Mum would probably beam with pride if she saw me today, in my attire. I can't help that. There are suddenly days that dawn when a long-repressed Bong gene flowers and envelops me in a cloud of pollen, and I gear up in sandals and faded jeans, a kurta with two buttons open at the throat, giving just a hint of hairy (= manly, for Bongs) chest, and stride down the road as if I were the Maharajah of Potoldanga, or some such old Bengal province which has long been consumed by the greedy growing city of British Calcutta. Contrary to the common perception of a Bong and his soulmate The Fish, I can steer clear from the stuff for quite a long period of time - I actually do not like hilsa, that celebrated species of much fanfare in the Bengali gourmet's poetry - but I still adore my luchi-maangsho (Bong style puris and mutton gravy).

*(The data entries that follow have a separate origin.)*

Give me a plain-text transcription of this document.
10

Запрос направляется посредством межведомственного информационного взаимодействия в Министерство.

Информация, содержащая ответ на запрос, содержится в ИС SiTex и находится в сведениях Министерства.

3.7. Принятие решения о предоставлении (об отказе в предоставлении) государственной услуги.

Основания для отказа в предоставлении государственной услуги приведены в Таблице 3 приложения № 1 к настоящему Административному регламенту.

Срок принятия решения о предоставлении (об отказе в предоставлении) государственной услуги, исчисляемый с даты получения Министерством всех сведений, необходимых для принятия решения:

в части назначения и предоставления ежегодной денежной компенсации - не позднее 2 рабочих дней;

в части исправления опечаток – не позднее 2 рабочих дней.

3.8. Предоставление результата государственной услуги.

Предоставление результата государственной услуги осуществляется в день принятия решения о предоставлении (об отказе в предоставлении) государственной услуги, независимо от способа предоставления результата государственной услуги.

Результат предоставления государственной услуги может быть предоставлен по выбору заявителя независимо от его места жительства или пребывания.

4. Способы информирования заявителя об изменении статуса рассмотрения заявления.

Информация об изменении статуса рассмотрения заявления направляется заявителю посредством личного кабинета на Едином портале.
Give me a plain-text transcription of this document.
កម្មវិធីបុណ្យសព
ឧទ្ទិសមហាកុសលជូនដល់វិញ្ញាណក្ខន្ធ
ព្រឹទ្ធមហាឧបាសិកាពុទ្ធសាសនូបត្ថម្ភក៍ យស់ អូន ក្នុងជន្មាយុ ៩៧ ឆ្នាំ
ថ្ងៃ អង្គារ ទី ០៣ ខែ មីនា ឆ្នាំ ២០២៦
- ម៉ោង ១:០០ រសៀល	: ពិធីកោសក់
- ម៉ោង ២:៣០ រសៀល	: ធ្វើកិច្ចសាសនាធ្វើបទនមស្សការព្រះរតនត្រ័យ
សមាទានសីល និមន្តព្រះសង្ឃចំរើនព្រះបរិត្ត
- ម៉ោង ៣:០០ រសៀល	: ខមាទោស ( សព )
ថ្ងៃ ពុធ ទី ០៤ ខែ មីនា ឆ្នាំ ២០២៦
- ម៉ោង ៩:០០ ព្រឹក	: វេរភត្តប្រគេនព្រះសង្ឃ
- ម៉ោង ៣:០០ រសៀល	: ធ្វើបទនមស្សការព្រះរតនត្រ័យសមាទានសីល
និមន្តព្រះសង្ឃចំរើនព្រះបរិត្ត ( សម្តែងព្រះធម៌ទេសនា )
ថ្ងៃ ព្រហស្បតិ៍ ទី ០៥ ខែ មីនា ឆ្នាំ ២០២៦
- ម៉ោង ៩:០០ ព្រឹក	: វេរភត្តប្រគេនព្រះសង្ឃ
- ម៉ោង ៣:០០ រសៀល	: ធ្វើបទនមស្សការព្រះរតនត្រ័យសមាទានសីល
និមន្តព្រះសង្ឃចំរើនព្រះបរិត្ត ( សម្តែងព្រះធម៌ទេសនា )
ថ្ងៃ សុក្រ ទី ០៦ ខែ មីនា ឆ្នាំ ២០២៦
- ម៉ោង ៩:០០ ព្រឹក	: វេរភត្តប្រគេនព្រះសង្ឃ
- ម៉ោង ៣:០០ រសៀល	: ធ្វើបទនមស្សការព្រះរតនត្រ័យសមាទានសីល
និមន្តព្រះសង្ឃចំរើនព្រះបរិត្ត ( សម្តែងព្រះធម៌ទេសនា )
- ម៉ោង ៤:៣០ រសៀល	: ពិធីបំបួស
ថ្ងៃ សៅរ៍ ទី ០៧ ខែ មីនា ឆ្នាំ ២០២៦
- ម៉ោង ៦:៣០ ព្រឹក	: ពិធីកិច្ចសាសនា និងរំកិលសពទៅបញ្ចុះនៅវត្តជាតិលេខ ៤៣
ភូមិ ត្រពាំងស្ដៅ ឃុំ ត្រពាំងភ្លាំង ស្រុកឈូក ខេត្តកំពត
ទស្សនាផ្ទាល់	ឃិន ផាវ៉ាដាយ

My sweet tooth is my dead give-away. Bong sweets, Marwari sweets, Muslim sweets, chocolates, I love them all. My only reason for not touching alcohol for quite a long time was that I found it too bitter for my pampered sweet tooth, and even now, I cannot stand beer. But I do love vodka and rum nowadays, and my special favourite is capping a glass of rich Bacardi with a popper of milk chocolate stuffed with caramel. I'm liable to stand there for a while, knees slightly wobbly, close my eyes, maybe even flutter my lashes a tiny bit in an imitation of what the ideal orgasm ought to be like, and lick my lips, slowly, delectably, and make soft little murmurs, all the while feeling the heady richness of the caramel wreak havoc with my senses fueled by the strong burn of the white rum - Delightful death.
An electric-blue kurta with rolled-up sleeves has a special affinity for such delightful death. Ask the most seasoned drunk, and he will be true to his roots.
*Not just Bongs, many other communities also do this thing - make intricate patterns on the floor with a rice-based paste, which is supposed to be auspicious, usually before some puja.